JAKARTA, KOMPAS.com--Di usianya yang ke-36, Patrem (Paguyuban sastrawati sastra Sunda), baru saja menyelenggarakan penggantian kepengurusan. Tongkat estafet kepemimpinan diserahkan dari ketua lama Yooke Tjuparmah Soeriaamidjaja K. kepada ketua baru Chye Retty Isnendez.
Dalam acara serah terima jabatan yang diselenggarakan di Gedung Musium Sribaduga, Bandung, pada Sabtu 12/01 ini, dihadiri oleh para tokoh sastrawan Sunda, perwakilan dari berbagai komunitas kesundaan serta dari kalangan akademisi yang terkait erat dengan kasundaan.
Salah seorang tokoh wanita Sunda, Ceu Popong Otje Djundjunan, yang juga menjadi penasihat pada paguyuban ini, dalam sambutannya menyebutkan bahwa “Patrem yang dalam bahasa Sunda berarti tusuk konde yang bisa berubah menjadi senjata tajam, merupakan organisasi sastrawati pertama di Indonesia yang keberadaannya hingga kini masih eksis.”
Jumlah anggota Patrem saat ini ada 68 orang. Dari tahun ke tahun pembinaan dan perekrutan anggota baru terus dilaksanakan. “Sebagai syarat untuk bisa menjadi anggota Patrem, pertama harus perempuan, kedua orang Sunda, ketiga, calon anggota adalah penulis yang sudah menerbitkan karyanya di media cetak minimal 15 judul.” Kata Retty Isnendez yang diwawancarai setelah selesai acara.
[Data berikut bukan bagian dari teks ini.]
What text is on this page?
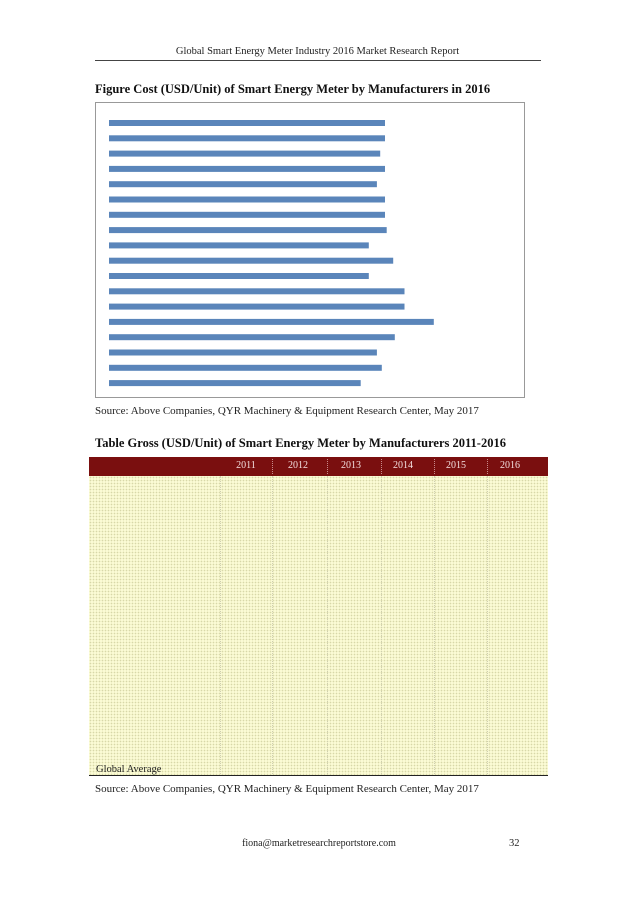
Global Smart Energy Meter Industry 2016 Market Research Report
Figure Cost (USD/Unit) of Smart Energy Meter by Manufacturers in 2016
Source: Above Companies, QYR Machinery & Equipment Research Center, May 2017
Table Gross (USD/Unit) of Smart Energy Meter by Manufacturers 2011-2016
2011	2012	2013	2014	2015	2016
Global Average
Source: Above Companies, QYR Machinery & Equipment Research Center, May 2017
fiona@marketresearchreportstore.com	32
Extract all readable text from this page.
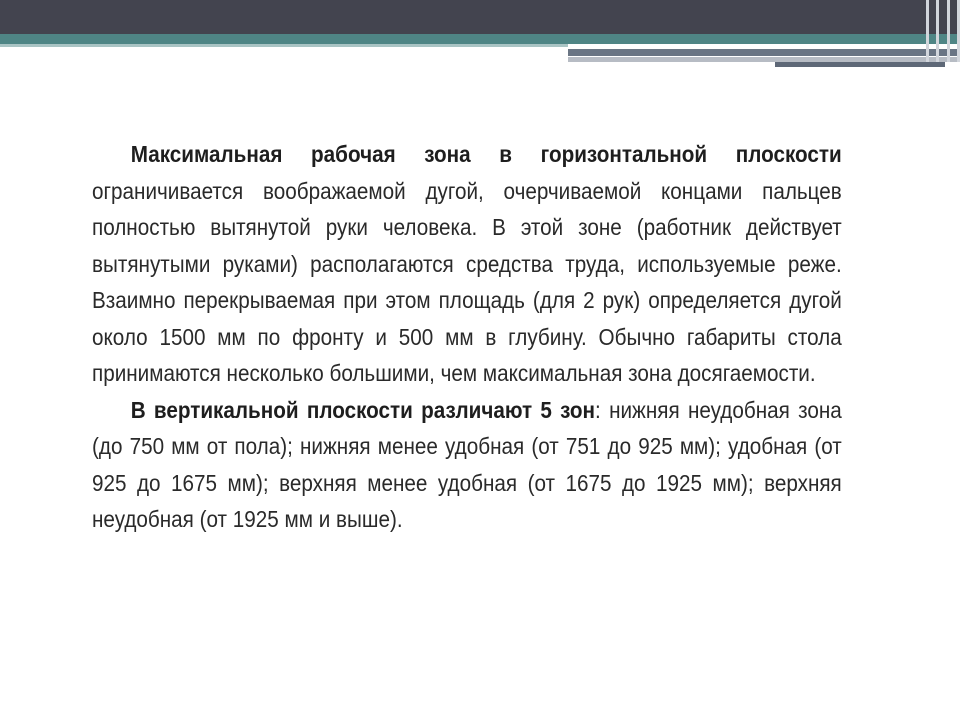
Максимальная рабочая зона в горизонтальной плоскости ограничивается воображаемой дугой, очерчиваемой концами пальцев полностью вытянутой руки человека. В этой зоне (работник действует вытянутыми руками) располагаются средства труда, используемые реже. Взаимно перекрываемая при этом площадь (для 2 рук) определяется дугой около 1500 мм по фронту и 500 мм в глубину. Обычно габариты стола принимаются несколько большими, чем максимальная зона досягаемости.

В вертикальной плоскости различают 5 зон: нижняя неудобная зона (до 750 мм от пола); нижняя менее удобная (от 751 до 925 мм); удобная (от 925 до 1675 мм); верхняя менее удобная (от 1675 до 1925 мм); верхняя неудобная (от 1925 мм и выше).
Masih menurut Retty Isnendez, “Bila ada yang berminat untuk menjadi anggota, tetapi baru satu dua karyanya, sebaiknya masuk saja ke Sirung Patrem. Karena nanti para senior akan memberikan bimbingan, arahan serta saran, agar yang bersangkutan termotivasi untuk lebih produktif menulis, dengan kualitas yang bisa dipertanggungjawabkan.”
“Anggota Sirung Patrem yang kini sedang digembleng sudah mencapai 30 orang. Dalam beberapa tahun ke depan, diharapkan mereka inilah yang akan menghiasi halaman-halaman sastra dengan karyanya. Ada beberapa program kerja ke depan yang insya Allah akan menunjang ke arah terselenggaranya hal tersebut.”
Berkaitan dengan kemajuan teknologi yang sepertinya tidak tertahankan dewasa ini, dan tentu berpengaruh terhadap perkembangan sastra, terutama sastra digital, Retty Isnendez menegaskan bahwa itu salah satu program Patrem Milenial ke depannya.
“Karena mau tidak mau, kita yang hidup di abad milenium ini, harus mengikuti perkembangan zaman. Apalagi dunia sastra yang mudah sekali mengalami perkembangan. Dalam dunia tanpa batas ruang dan waktu seperti sekarang ini, setiap orang akan semakin mudah menjadi plagiator. Dan setiap orang juga akan semakin mudah mencari referensi tulisan bagus. Tapi itulah tantangannya!”